The men working on the dock seemed to be avoiding this ship. It was almost as though there were an invisible barrier erected on the quay. Nothing was being loaded or unloaded at that end of the harbor, and there was nobody to be seen on the deck of the dark vessel.
"Called the Salvation," Ryan said. "Fine name for a sailer."
The seven stood and watched the ship, admiring the elegant lines of her yards and the four slim twenty-eight-foot whaleboats that hung from the davits on either side.
"Everyone stopped," Jak whispered.
It was true.
Behind them, all along the dock, work had ceased as though a switch had been thrown. Every bearded face was turned toward them, staring in a fascinated stillness. The only sound was the sighing of the wind through the rigging and the scream of gulls, circling around a small shoal of herring a quarter mile out into the bay.
"Someone farted?" Jak asked, giggling nervously. "What d'they want?"
"Something about the ship?" Krysty suggested.
"She looks normal enough. Like the others. Sight cleaner than most."
"True, Ryan," Donfil agreed. "But there is something I like not about it."
Krysty nodded slowly. "Know what you mean. Feeling gets me across the back of my head and clear down my spine. Something about the Salvationjust doesn't set right. Can't say what."

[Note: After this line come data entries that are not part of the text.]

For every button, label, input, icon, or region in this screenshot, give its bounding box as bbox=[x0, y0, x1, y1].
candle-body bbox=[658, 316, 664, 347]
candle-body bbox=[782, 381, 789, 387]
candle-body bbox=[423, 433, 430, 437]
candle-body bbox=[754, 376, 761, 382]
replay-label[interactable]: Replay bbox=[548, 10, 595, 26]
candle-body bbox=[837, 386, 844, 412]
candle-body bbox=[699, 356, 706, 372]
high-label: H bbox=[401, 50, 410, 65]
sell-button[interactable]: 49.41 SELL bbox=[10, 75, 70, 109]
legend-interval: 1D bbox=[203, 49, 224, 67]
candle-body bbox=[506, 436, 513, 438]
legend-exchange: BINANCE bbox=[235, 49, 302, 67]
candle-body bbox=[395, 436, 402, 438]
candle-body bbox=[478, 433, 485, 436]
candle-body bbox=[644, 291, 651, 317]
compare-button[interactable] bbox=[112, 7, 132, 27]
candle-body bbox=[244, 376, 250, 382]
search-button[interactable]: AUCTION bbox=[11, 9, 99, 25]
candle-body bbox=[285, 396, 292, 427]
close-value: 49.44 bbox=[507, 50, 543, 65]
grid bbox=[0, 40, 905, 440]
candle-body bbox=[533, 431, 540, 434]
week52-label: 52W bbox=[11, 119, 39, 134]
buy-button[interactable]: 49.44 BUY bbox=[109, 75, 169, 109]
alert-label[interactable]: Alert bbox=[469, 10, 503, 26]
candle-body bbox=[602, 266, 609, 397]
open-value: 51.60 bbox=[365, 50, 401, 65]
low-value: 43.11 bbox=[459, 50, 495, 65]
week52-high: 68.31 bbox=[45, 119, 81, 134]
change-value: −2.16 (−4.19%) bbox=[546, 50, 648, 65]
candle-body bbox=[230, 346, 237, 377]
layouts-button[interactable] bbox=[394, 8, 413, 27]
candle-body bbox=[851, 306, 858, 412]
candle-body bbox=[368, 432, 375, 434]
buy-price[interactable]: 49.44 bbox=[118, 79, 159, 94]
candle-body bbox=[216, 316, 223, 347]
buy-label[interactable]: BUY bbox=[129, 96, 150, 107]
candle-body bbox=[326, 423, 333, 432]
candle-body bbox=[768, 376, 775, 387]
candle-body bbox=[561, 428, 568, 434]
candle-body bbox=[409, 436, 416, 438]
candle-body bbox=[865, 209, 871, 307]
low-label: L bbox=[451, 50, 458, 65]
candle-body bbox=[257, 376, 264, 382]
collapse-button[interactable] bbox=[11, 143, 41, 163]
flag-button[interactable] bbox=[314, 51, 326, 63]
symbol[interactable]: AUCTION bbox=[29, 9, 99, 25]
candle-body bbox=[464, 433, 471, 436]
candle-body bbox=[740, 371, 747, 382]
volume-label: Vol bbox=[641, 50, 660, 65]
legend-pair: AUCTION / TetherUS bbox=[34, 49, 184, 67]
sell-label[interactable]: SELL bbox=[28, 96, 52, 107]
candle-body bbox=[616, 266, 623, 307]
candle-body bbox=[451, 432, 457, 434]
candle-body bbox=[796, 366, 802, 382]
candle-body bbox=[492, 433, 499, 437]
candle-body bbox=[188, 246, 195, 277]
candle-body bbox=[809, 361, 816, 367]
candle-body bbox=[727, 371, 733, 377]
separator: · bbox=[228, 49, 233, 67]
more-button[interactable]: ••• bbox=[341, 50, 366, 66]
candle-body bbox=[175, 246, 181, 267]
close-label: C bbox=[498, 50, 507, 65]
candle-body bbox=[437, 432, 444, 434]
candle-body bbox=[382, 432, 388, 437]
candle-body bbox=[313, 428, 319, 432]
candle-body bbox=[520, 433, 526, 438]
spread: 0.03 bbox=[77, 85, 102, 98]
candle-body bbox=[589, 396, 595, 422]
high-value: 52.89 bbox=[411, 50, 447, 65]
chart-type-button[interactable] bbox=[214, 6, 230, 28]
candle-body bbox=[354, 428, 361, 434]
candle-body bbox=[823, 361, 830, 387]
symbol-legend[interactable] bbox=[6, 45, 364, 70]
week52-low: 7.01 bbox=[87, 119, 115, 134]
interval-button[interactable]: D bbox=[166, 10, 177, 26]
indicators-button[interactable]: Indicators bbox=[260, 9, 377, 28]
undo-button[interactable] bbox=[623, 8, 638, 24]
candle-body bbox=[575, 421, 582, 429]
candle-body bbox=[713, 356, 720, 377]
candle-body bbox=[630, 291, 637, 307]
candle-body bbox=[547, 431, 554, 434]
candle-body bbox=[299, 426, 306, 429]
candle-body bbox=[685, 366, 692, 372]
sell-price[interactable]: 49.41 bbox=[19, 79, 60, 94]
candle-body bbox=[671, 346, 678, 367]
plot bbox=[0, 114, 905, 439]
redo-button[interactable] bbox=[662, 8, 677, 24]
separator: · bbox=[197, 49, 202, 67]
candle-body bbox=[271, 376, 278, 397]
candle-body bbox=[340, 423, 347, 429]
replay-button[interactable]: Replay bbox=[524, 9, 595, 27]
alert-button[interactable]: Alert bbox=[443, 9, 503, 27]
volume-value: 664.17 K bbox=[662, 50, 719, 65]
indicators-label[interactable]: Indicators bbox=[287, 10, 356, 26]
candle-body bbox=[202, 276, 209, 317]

"Guess we can go," Ryan said. "Find out later. Mebbe."
As they neared the turning into Try-pot Alley they came across a ragged urchin bowling a metal hoop, striking sparks from the stones. Ryan reached out a hand and took the hoop from the boy.
"What art thou?.." the guttersnipe began.
"One question. Who owns the Salvationl"
The boy spit against the wall. "Everyone knows that, 'cept outlanders. Captain Quadde, of course."
Ryan gave him back the hoop, and they continued on to the Rising Flukes.